Russell_D_SpacePoet's avatar

@iamthemob See, that is one of my problems with religion. God said this, but wait, no he said this…Then of course all of that is open to interpretation.

iamthemob's avatar

@Russell_D_SpacePoet

But we’re talking about the bible – if you read it with a full understanding as to it’s historical and political contexts, the languages and translations it’s gone through, then there is reason to believe in it because the statements made can be understood in context, and don’t seem so ridiculous.

Russell_D_SpacePoet's avatar

@iamthemob That’s just it. The bible was written by man. It was therefore influenced by the politics of the time frames it was written in. It was changed and molded to keep faithful subservient. when the church decided what gospels were to be used in the new testament, they omitted many gospels. Gospels which were supposed to be the word of God also, but the books omitted didn’t fit the direction the church was going. I also think that no one has a full understanding of the historical and political context of the bible.

iamthemob's avatar

@Russell_D_SpacePoet

Nobody said it was written by god. There’s a difference between taking a literal interpretation of the bible and understanding and believing in the bible.

You, for instance, are taking a literal interpretation of “the word of god.”

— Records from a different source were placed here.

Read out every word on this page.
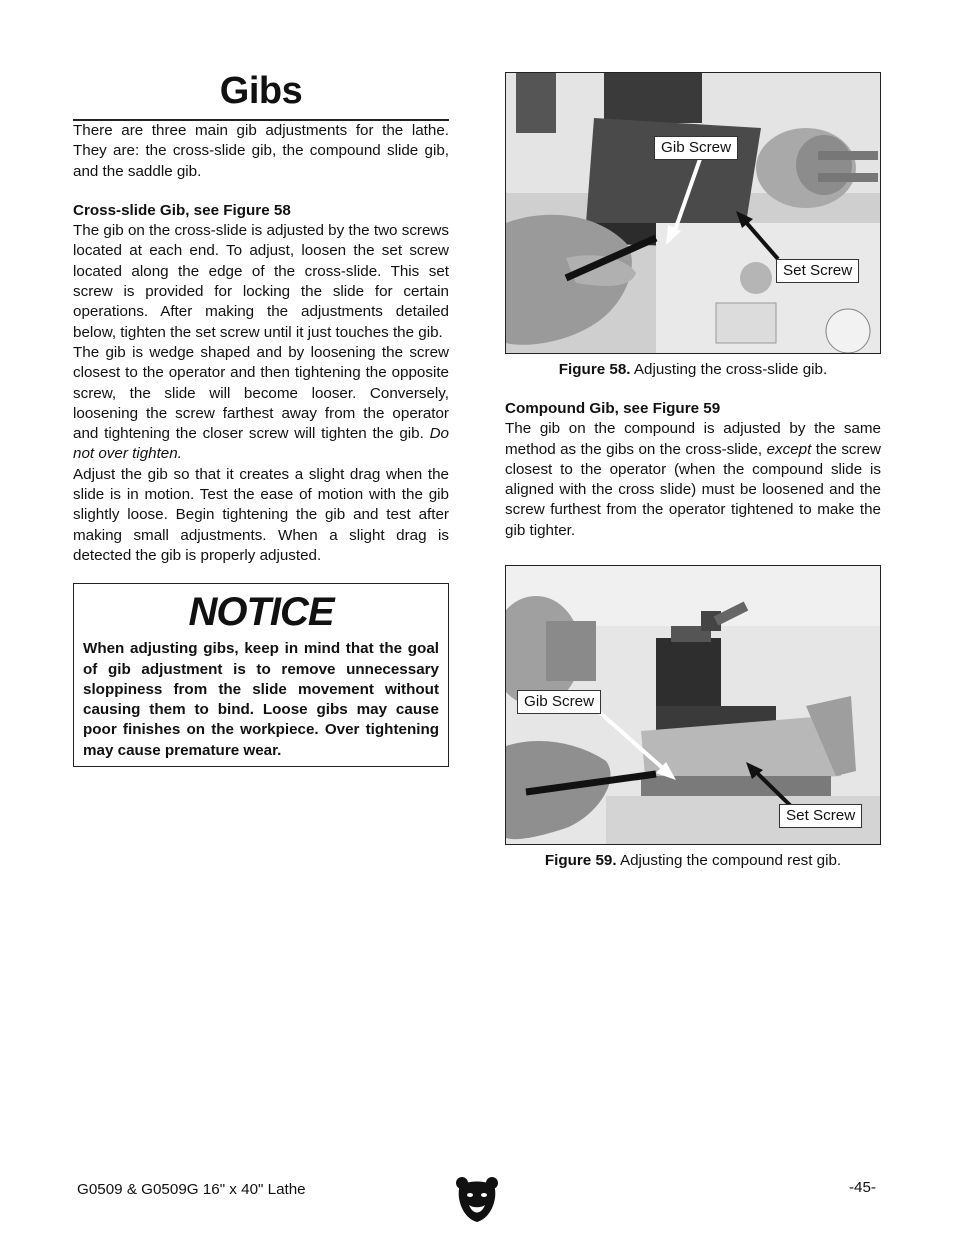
Gibs

There are three main gib adjustments for the lathe. They are: the cross-slide gib, the compound slide gib, and the saddle gib.

Cross-slide Gib, see Figure 58

The gib on the cross-slide is adjusted by the two screws located at each end. To adjust, loosen the set screw located along the edge of the cross-slide. This set screw is provided for locking the slide for certain operations. After making the adjustments detailed below, tighten the set screw until it just touches the gib.

The gib is wedge shaped and by loosening the screw closest to the operator and then tightening the opposite screw, the slide will become looser. Conversely, loosening the screw farthest away from the operator and tightening the closer screw will tighten the gib. Do not over tighten.

Adjust the gib so that it creates a slight drag when the slide is in motion. Test the ease of motion with the gib slightly loose. Begin tightening the gib and test after making small adjustments. When a slight drag is detected the gib is properly adjusted.

NOTICE

When adjusting gibs, keep in mind that the goal of gib adjustment is to remove unnecessary sloppiness from the slide movement without causing them to bind. Loose gibs may cause poor finishes on the workpiece. Over tightening may cause premature wear.

Gib Screw
Set Screw

Figure 58. Adjusting the cross-slide gib.

Compound Gib, see Figure 59

The gib on the compound is adjusted by the same method as the gibs on the cross-slide, except the screw closest to the operator (when the compound slide is aligned with the cross slide) must be loosened and the screw furthest from the operator tightened to make the gib tighter.

Gib Screw
Set Screw

Figure 59. Adjusting the compound rest gib.

G0509 & G0509G 16" x 40" Lathe	-45-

Russell_D_SpacePoet's avatar

@iamthemob Well, the authors of the various gospels said it was the word of God. Said they were “divinely” inspired. BTW, I have had many Christians tell me the bible was written by God through man. So I have been told it was written by God.

iamthemob's avatar

@Russell_D_SpacePoet

Nope. You were told it was written by God through man.

Besides, are those the ones you think are of the majority opinion? No. Divine inspiration, yes. But that doesn’t negate fallibility.

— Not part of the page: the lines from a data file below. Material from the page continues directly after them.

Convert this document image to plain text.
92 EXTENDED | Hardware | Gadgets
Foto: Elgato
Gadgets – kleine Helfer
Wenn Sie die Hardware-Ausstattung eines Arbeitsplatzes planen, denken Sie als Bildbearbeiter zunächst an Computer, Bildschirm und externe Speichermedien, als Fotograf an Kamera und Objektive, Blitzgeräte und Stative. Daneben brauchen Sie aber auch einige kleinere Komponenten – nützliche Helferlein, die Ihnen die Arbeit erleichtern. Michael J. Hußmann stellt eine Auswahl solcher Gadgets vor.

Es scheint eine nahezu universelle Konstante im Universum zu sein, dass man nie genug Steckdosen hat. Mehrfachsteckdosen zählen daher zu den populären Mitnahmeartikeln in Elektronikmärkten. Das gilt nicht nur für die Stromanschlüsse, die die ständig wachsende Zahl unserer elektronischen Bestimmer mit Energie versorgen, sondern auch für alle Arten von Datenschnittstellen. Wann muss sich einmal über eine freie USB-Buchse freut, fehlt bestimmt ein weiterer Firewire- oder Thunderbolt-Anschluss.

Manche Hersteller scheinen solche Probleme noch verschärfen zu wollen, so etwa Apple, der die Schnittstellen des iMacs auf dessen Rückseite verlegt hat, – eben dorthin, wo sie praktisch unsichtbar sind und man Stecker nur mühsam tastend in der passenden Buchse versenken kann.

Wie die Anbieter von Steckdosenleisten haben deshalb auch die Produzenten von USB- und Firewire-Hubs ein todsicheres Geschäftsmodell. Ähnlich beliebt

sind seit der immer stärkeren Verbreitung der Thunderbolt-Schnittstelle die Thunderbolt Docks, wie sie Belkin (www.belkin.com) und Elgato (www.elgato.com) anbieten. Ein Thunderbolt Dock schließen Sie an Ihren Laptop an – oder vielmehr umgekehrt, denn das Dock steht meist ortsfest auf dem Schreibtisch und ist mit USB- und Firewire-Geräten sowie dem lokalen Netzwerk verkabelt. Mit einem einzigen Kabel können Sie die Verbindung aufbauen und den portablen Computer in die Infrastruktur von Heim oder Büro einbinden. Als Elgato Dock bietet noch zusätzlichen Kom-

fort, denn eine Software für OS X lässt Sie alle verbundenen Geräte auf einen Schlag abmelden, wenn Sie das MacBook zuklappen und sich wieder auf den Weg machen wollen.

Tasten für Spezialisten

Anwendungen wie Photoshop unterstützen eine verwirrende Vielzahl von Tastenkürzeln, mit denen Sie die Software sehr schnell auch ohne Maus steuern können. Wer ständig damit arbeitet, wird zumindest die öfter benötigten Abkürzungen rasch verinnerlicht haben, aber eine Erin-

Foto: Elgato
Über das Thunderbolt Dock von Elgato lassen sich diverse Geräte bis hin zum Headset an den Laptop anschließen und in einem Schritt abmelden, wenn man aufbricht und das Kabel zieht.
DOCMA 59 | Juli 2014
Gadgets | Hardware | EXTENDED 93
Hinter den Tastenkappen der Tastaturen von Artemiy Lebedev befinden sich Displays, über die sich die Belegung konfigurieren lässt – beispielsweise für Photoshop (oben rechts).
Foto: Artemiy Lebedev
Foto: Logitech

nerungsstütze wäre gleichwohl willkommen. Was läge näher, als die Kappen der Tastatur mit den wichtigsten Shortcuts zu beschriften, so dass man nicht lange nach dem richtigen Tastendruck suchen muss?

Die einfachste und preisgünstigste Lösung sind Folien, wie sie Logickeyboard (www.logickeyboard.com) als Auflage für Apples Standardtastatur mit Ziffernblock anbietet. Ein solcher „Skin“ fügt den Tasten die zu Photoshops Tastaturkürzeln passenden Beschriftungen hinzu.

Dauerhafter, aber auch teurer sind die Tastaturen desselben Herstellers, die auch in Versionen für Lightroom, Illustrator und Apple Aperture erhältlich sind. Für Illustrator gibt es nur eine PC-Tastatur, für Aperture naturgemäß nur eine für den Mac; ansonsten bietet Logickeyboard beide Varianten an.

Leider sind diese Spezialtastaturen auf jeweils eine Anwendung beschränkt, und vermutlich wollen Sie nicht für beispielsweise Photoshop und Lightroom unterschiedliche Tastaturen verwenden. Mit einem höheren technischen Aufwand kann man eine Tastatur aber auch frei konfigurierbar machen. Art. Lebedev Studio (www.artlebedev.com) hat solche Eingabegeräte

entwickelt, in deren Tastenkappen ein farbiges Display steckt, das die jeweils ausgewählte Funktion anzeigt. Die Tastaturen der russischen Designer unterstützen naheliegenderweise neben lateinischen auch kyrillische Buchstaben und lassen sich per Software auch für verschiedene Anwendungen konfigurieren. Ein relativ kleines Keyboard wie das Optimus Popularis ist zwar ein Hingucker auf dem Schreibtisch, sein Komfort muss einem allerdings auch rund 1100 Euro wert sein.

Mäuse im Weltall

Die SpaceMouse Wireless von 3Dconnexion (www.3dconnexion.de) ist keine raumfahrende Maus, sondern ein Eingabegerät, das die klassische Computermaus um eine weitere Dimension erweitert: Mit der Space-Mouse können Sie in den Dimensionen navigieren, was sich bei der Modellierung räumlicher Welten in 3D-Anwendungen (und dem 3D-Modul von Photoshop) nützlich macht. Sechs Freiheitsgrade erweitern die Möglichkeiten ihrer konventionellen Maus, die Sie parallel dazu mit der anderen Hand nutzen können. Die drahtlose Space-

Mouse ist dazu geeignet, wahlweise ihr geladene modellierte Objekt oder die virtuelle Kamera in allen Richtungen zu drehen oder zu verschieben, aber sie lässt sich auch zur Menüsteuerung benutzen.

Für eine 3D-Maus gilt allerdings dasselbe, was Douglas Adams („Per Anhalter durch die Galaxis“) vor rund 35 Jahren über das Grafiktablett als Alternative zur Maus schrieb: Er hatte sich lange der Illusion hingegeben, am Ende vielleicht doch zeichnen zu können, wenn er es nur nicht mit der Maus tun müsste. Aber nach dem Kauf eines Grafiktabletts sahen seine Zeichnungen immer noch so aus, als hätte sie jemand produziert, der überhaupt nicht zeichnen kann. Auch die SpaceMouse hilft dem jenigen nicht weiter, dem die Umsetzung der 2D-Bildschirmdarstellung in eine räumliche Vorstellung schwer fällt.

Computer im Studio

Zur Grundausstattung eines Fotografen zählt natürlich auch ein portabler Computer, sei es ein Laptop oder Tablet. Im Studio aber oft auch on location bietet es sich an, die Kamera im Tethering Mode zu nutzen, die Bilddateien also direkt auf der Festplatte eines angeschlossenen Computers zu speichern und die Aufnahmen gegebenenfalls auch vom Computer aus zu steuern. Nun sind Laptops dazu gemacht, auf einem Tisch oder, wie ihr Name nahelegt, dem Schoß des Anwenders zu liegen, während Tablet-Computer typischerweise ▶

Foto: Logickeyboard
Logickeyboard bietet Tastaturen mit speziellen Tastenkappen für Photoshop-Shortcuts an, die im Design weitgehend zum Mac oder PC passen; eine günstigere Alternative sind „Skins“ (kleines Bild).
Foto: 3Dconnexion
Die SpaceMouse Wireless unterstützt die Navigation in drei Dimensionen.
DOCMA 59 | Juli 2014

There are plenty of things that we believe in that are totally open to fallibility.

Russell_D_SpacePoet's avatar

@iamthemob I’m sorry. You were not in my conversation with this person so you don’t know what all I was told. I made the point the bible was written by man. I was told it was written by god. God took control of the man and wrote through him,. “Therefore the bible was written by God.” Exact quote from the guy. I agree there are plenty of things we believe in that are totally open to fallibility. Like interpretation of the bible, God, etc.

iamthemob's avatar

@Russell_D_SpacePoet

You were never told god sat down, with a pen in hand, and wrote the bible. If you had been, you would have said so. Another person’s argument about how they mean “written by god” is what some guy or girl said, and not what you yourself should necessarily get from the bible.

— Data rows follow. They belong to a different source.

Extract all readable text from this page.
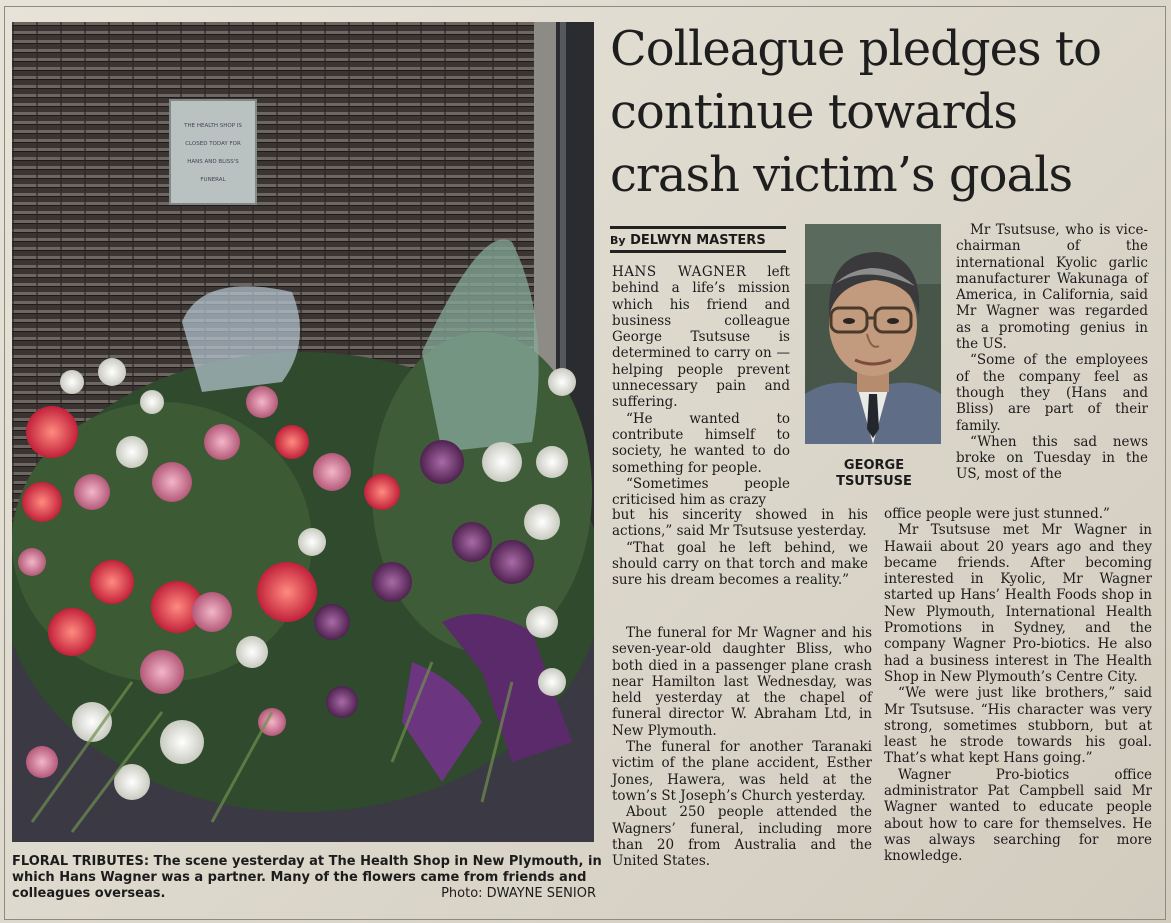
THE HEALTH SHOP IS
CLOSED TODAY FOR
HANS AND BLISS'S
FUNERAL
FLORAL TRIBUTES: The scene yesterday at The Health Shop in New Plymouth, in which Hans Wagner was a partner. Many of the flowers came from friends and colleagues overseas.	Photo: DWAYNE SENIOR
Colleague pledges to
continue towards
crash victim’s goals
By DELWYN MASTERS
GEORGE
TSUTSUSE

HANS WAGNER left behind a life’s mission which his friend and business colleague George Tsutsuse is determined to carry on — helping people prevent unnecessary pain and suffering.

“He wanted to contribute himself to society, he wanted to do something for people.

“Sometimes people criticised him as crazy

but his sincerity showed in his actions,” said Mr Tsutsuse yesterday.

“That goal he left behind, we should carry on that torch and make sure his dream becomes a reality.”

The funeral for Mr Wagner and his seven-year-old daughter Bliss, who both died in a passenger plane crash near Hamilton last Wednesday, was held yesterday at the chapel of funeral director W. Abraham Ltd, in New Plymouth.

The funeral for another Taranaki victim of the plane accident, Esther Jones, Hawera, was held at the town’s St Joseph’s Church yesterday.

About 250 people attended the Wagners’ funeral, including more than 20 from Australia and the United States.

Mr Tsutsuse, who is vice-chairman of the international Kyolic garlic manufacturer Wakunaga of America, in California, said Mr Wagner was regarded as a promoting genius in the US.

“Some of the employees of the company feel as though they (Hans and Bliss) are part of their family.

“When this sad news broke on Tuesday in the US, most of the

office people were just stunned.”

Mr Tsutsuse met Mr Wagner in Hawaii about 20 years ago and they became friends. After becoming interested in Kyolic, Mr Wagner started up Hans’ Health Foods shop in New Plymouth, International Health Promotions in Sydney, and the company Wagner Pro-biotics. He also had a business interest in The Health Shop in New Plymouth’s Centre City.

“We were just like brothers,” said Mr Tsutsuse. “His character was very strong, sometimes stubborn, but at least he strode towards his goal. That’s what kept Hans going.”

Wagner Pro-biotics office administrator Pat Campbell said Mr Wagner wanted to educate people about how to care for themselves. He was always searching for more knowledge.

But assuming, sure, okay…someone told you it was. And?

Artie's avatar

I don’t believe in the Bible because there are six! different Bibles:

1. Jewish
2. Protestant
3. Catholic
4. Anglican
5. Greek-Orthodox
6. Ethiopian

and they contain anywhere from 24 to 81 books. The only way you could possibly believe in any one of them is if you were raised to believe in it. If you weren’t how would you even know which one to pick?